All major municipalities have zoning laws governing where and how a business can be operated. These laws in your area could have a major impact on your home business. This is especially true if you have clients coming and going from your home on a regular or if your business requires additional employees. The last thing you need for a successful home business is having neighbors upset about traffic and other disruptions in the neighborhood.

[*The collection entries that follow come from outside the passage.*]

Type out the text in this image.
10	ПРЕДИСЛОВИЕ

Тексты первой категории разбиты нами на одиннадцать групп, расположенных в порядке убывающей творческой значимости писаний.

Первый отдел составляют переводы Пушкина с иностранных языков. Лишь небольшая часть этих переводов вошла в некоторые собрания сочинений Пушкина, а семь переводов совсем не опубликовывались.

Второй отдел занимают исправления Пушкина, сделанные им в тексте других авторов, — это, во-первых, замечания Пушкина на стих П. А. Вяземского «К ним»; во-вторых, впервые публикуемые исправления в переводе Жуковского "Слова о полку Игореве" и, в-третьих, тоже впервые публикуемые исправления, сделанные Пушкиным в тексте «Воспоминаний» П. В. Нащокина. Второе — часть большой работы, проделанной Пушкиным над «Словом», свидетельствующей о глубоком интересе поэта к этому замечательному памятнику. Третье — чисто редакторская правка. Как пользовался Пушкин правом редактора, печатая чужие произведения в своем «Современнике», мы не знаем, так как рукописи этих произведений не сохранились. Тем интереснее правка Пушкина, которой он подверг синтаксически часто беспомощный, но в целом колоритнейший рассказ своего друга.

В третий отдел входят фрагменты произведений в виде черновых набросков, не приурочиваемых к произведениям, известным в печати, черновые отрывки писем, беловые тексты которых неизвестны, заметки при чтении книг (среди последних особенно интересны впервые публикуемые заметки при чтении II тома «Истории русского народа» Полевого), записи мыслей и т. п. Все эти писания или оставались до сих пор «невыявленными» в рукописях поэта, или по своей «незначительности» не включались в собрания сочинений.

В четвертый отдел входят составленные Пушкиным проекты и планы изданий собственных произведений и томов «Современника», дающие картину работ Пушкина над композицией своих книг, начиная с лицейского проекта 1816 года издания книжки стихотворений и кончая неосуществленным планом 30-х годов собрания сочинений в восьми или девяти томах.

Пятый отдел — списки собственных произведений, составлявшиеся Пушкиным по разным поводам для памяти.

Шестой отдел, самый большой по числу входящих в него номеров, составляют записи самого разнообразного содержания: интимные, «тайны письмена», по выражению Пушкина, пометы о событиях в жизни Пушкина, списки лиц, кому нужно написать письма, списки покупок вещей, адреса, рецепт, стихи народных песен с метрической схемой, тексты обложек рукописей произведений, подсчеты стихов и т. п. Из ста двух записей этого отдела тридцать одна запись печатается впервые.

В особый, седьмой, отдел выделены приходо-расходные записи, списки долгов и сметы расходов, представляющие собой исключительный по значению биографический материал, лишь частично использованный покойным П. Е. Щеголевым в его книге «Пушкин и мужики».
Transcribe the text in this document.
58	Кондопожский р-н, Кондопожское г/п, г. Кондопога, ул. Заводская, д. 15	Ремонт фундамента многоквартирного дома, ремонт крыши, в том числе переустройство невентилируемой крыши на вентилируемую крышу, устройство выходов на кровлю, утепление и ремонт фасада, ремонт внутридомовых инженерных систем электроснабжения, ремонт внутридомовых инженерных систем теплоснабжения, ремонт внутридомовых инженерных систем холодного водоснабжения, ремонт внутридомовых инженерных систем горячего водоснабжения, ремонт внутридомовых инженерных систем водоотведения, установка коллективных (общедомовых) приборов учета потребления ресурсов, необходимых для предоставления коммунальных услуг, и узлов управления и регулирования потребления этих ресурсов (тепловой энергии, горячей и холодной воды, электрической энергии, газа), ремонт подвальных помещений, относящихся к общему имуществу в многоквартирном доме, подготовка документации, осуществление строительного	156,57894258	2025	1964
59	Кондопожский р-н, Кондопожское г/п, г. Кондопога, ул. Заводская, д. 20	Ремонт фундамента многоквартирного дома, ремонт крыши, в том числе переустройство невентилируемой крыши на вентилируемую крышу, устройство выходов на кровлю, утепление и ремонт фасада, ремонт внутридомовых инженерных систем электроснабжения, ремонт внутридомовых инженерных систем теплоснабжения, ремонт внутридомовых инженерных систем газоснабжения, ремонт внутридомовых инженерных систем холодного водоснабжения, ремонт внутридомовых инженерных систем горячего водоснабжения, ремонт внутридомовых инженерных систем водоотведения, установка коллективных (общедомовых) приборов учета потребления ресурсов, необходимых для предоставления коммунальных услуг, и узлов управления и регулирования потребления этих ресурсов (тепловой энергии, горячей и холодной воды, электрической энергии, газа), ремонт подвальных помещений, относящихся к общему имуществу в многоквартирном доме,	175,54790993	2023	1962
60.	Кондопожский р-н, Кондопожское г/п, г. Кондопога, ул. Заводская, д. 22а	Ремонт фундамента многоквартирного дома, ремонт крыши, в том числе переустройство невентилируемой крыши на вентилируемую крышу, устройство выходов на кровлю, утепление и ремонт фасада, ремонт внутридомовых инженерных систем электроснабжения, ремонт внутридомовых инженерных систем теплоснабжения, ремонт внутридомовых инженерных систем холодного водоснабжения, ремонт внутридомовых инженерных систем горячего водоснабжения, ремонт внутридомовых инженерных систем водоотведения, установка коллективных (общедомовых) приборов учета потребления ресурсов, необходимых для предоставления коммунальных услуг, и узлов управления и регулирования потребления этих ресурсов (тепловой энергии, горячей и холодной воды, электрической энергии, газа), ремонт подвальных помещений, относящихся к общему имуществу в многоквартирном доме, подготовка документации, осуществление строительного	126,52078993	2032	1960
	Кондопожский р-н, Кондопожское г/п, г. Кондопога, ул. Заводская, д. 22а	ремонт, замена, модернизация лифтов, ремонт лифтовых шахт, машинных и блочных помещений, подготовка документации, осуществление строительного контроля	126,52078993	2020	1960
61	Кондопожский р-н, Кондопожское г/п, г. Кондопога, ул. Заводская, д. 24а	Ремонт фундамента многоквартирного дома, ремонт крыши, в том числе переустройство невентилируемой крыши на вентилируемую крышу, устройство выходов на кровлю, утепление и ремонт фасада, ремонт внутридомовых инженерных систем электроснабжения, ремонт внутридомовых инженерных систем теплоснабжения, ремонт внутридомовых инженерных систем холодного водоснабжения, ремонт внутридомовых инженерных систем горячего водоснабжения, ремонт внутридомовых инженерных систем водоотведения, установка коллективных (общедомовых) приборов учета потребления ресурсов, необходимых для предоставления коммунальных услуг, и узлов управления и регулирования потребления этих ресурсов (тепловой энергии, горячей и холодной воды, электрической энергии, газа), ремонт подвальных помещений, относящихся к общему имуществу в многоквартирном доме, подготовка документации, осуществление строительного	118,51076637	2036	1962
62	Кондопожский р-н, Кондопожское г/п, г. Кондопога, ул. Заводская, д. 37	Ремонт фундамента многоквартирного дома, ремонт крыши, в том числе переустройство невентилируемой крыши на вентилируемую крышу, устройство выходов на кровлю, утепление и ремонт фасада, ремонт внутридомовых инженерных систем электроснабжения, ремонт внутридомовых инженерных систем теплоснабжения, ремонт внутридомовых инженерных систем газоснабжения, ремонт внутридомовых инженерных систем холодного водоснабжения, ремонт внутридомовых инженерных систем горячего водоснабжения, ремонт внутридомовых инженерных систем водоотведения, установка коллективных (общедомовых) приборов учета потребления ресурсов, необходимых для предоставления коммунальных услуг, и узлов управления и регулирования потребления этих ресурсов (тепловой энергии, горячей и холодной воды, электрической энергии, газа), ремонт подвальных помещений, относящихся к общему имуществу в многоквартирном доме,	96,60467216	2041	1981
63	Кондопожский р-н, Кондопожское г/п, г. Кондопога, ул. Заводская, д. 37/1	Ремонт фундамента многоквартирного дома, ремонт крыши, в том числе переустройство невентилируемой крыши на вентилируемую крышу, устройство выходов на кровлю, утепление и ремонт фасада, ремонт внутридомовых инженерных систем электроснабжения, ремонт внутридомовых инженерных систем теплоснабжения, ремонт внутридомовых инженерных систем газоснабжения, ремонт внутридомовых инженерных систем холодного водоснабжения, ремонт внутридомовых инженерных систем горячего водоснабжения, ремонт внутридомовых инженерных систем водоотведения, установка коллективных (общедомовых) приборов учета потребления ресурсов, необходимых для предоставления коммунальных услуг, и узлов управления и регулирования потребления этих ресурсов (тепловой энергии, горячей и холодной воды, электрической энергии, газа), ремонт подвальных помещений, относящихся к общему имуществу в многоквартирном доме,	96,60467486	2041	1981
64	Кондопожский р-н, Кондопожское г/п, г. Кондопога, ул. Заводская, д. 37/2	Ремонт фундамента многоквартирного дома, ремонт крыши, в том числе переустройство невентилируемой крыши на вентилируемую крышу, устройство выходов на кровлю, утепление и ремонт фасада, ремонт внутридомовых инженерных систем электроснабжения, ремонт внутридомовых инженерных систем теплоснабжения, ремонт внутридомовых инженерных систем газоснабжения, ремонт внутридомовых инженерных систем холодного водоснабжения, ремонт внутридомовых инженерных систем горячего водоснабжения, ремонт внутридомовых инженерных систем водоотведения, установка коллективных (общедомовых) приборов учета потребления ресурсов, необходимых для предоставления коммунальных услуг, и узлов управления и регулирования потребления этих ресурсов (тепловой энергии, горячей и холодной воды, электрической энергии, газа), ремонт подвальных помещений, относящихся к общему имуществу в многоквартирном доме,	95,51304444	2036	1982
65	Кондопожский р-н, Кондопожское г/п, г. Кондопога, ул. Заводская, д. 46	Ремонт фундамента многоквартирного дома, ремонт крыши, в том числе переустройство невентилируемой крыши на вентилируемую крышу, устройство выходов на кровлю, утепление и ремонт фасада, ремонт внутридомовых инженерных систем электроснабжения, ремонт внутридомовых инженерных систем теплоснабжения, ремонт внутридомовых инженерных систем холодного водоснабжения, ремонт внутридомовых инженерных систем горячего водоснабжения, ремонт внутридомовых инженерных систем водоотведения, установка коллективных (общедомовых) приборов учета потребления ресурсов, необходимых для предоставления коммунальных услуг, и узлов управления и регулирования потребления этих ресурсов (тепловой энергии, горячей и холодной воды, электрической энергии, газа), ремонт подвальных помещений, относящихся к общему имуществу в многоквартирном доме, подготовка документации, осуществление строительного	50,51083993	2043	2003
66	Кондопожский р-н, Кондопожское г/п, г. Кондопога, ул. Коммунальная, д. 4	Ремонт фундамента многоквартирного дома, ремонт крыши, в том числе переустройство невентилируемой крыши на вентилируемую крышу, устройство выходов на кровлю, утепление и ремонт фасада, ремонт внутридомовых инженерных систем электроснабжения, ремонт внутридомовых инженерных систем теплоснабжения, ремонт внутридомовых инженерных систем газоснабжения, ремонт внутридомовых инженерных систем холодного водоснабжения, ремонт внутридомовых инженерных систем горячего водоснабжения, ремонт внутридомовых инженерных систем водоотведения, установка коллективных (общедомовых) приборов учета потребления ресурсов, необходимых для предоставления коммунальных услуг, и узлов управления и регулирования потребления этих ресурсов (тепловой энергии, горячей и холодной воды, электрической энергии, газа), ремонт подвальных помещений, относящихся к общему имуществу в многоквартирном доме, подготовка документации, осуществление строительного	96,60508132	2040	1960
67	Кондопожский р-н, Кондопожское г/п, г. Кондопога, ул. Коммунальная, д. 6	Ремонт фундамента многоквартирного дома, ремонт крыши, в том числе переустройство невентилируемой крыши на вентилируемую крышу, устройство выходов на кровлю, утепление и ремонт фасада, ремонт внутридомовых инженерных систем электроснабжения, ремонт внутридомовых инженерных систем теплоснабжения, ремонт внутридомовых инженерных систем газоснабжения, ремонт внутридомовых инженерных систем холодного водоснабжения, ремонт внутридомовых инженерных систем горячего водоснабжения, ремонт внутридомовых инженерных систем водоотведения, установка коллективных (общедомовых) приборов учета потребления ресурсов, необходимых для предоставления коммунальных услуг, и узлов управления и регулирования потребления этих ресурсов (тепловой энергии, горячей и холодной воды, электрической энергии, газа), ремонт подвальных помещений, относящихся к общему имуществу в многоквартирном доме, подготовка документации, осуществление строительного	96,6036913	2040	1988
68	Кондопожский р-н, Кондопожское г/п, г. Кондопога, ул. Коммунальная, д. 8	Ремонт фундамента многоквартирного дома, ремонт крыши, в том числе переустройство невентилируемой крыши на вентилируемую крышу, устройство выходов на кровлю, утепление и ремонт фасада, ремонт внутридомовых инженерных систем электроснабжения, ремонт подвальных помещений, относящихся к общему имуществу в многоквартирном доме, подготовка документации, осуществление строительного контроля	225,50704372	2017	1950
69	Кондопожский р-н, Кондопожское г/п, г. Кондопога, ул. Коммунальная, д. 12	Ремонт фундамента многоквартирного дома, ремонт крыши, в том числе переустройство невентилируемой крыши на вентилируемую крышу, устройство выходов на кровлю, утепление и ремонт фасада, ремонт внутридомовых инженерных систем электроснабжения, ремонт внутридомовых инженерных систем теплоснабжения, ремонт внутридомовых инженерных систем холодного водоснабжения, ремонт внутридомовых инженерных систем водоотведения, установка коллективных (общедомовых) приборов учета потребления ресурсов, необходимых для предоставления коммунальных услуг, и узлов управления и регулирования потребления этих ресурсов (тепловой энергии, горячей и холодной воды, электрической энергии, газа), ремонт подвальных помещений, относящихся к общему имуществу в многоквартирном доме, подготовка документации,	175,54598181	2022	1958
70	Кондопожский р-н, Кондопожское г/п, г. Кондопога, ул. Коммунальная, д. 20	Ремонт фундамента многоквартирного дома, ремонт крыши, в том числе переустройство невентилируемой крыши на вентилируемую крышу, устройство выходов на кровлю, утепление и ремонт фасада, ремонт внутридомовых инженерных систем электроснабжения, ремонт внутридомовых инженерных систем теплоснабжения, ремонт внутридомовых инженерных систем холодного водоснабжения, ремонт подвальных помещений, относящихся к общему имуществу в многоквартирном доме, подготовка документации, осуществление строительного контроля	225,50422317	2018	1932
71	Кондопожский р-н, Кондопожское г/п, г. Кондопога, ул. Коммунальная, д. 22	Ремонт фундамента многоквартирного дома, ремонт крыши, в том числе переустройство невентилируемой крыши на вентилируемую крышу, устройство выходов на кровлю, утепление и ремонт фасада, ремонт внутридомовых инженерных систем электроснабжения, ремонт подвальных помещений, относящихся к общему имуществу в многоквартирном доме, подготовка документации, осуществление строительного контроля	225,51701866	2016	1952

If your home business is just you working from an office on a computer this should not be a problem, but it is always wise to check local zoning laws and determine how they might impact your operations in the future. In many areas, laws require that home-based entrepreneurs must obtain a business permit or license. With the rapid growth in home businesses and work from home jobs, experts expect to see local municipalities more carefully scrutinize where zoning laws are being violated and how they should be adjusted to better meet the emerging home business market.

Insurance Coverage

Your homeowners insurance policy is a legally binding contract between you and your insurance provider. While this policy will cover you as a homeowner, it may not cover you in certain areas as a business owner working from home. It is always better to clarify these differences in coverage up-front than to discover them after it is too late. For instance, your business hires one part-time employee for customer service. If that employee slips in the bathroom during working hours, would you be covered and how does workman’s compensation factor in? Depending upon the type of business you are conducting, it may be necessary to purchase a business insurance policy to fully protect your assets and employee obligations in the event of an injury on the work site.